GitHub: https://github.com/synqratech/omega-walls
PyPI: https://pypi.org/project/omega-walls/
Site: https://synqra.tech/omega-walls

Top comments (3)

TxDesk • Apr 30

Trust boundaries in RAG pipelines are underrated. The "retrieved text is evidence, not policy" framing is exactly right.

I ran into a version of this building AI tools for blockchain security data. The LLM wants to be helpful, so when an RPC call fails and returns no data, the natural engineering reflex is to default the field to false. It compiles, it doesn't crash, and it's a lie. "API failed" and "the answer is no" are two completely different statements, but if you flatten them both to false, the model downstream treats them identically and generates confident answers from missing data.

I ended up implementing nullable booleans across every signal. If a data source fails, the field returns null, not false. The AI layer then has to work with "couldn't determine" rather than inventing an answer. Reports where critical signals are null get flagged as partial and never cached, so the next request retries instead of serving a stale wrong answer.

Different domain, same principle: the trust boundary isn't just about what goes in, it's about what the model is allowed to claim when the underlying data is missing or ambiguous. Your placement point between retrieval and synthesis is the right one.

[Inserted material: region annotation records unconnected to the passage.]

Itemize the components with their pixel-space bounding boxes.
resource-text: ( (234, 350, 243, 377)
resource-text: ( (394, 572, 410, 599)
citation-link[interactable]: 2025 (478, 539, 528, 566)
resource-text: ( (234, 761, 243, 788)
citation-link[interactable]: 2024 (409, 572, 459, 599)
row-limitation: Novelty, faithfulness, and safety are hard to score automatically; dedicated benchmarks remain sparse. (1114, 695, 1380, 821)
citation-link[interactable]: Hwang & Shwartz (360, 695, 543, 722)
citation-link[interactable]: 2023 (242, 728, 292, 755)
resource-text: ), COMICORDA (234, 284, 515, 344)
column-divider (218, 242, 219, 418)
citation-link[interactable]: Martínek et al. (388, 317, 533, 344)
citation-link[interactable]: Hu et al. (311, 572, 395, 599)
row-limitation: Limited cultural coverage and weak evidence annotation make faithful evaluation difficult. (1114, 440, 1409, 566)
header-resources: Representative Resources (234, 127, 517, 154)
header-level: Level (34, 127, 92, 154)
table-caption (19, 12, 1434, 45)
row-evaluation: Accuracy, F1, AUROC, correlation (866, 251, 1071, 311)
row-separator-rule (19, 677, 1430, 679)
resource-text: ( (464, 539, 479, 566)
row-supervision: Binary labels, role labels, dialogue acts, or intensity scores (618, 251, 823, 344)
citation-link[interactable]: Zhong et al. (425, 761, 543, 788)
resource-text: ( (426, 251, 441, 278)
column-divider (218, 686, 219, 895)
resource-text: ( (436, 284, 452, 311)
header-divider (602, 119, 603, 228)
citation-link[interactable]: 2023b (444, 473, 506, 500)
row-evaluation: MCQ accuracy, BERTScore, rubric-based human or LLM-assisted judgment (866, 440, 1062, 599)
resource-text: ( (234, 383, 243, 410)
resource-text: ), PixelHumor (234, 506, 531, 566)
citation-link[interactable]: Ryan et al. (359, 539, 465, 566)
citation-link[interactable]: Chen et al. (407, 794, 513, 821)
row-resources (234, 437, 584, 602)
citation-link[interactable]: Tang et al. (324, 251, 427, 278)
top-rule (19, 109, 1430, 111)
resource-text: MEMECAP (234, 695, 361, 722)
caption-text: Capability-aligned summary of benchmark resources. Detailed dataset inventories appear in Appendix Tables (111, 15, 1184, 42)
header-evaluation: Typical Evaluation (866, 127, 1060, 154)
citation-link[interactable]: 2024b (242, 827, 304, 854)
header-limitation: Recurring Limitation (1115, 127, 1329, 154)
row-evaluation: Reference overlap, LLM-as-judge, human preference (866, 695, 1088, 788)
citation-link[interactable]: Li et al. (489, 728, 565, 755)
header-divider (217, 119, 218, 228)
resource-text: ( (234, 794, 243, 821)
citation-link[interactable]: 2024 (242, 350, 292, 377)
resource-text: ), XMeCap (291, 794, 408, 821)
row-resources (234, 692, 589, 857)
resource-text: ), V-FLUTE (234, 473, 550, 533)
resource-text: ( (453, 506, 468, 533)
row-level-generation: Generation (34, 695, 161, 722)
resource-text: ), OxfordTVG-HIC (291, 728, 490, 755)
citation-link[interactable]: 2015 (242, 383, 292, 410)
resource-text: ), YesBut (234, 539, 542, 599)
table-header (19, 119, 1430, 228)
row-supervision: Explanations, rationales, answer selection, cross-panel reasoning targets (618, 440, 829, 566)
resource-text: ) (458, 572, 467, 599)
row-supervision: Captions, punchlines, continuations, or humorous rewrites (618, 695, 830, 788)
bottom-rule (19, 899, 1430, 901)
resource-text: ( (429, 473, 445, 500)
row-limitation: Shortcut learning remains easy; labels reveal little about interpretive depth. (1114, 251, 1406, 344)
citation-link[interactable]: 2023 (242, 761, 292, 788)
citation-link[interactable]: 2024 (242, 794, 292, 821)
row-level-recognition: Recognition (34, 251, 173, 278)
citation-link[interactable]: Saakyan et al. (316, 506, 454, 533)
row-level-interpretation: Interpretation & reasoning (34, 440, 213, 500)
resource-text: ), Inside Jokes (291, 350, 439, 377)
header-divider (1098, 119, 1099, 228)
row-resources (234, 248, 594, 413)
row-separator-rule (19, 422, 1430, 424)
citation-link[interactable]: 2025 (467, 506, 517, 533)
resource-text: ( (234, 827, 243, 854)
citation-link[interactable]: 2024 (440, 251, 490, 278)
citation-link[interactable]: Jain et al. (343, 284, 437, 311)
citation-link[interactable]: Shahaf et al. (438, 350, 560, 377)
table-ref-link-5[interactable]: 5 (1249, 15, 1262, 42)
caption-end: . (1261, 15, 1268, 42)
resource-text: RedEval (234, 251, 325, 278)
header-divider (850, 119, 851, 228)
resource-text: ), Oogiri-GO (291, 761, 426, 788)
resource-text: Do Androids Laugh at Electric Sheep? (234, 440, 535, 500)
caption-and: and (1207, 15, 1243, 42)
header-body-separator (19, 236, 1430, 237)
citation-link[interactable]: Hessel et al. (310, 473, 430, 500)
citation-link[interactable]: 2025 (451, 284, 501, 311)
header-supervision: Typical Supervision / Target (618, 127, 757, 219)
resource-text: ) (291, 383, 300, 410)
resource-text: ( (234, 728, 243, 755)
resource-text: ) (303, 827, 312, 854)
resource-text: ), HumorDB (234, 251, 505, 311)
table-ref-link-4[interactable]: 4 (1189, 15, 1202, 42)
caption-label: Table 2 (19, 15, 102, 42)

In my case the equivalent is between RPC data gathering and risk scoring. Same shape, same failure mode if you skip it.

Anton Fedotov • May 2

This is a great example. I think you’re describing the same failure mode through a different type system.

false and null are not operationally equivalent, but a lot of AI pipelines accidentally make them equivalent because the downstream model only sees a flattened fact. Then “the source failed” silently becomes “the risk is absent,” and the model has no reason to stay uncertain.

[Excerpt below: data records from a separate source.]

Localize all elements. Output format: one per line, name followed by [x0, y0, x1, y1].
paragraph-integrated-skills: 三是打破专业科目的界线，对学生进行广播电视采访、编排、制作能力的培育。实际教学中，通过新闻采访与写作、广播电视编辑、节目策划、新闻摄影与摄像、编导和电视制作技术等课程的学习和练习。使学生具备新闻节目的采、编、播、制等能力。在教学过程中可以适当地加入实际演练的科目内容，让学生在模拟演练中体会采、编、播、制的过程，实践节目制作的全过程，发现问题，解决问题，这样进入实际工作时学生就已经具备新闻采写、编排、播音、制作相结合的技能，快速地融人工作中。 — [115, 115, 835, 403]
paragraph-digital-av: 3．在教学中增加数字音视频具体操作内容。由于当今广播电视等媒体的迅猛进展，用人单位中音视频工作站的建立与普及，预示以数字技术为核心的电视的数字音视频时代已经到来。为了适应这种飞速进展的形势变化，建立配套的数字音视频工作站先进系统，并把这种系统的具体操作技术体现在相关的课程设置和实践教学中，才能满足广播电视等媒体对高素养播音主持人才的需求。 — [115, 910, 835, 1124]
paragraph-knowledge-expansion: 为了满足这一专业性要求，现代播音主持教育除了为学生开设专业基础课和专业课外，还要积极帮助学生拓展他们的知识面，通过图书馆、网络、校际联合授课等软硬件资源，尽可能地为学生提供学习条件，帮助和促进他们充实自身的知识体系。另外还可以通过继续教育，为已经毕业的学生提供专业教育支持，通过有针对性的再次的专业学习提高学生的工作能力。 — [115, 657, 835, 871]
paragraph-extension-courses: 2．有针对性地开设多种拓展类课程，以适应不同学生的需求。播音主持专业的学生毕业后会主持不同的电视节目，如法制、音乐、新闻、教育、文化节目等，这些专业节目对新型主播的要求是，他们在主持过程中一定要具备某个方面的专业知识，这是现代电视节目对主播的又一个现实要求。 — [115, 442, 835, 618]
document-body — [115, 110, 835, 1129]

That nullable-boolean pattern is exactly the kind of boundary I’d want more AI systems to preserve: not just “is this value safe/unsafe?”, but “what is the provenance and confidence state of this value?” Missing evidence should remain missing evidence. It should not become negative evidence.

The no-cache rule for partial reports is also important. Otherwise the system can turn a temporary data failure into durable memory, which is often worse than the original failure.

So yes, same shape: before synthesis or scoring, there needs to be a layer that preserves trust, provenance, and uncertainty instead of compressing everything into a convenient boolean. That’s a really useful way to frame it.

TxDesk • May 2

"Missing evidence should remain missing evidence. It should not become negative evidence." That's the cleanest way I've seen anyone phrase it. Stealing that for my project's design docs. The no-cache rule for partial reports was the hardest decision because it means some requests are slower on retry. But the alternative is a cached wrong answer that looks right for 15 minutes and gets served to every user who asks the same question. One slow retry is always cheaper than one confident lie.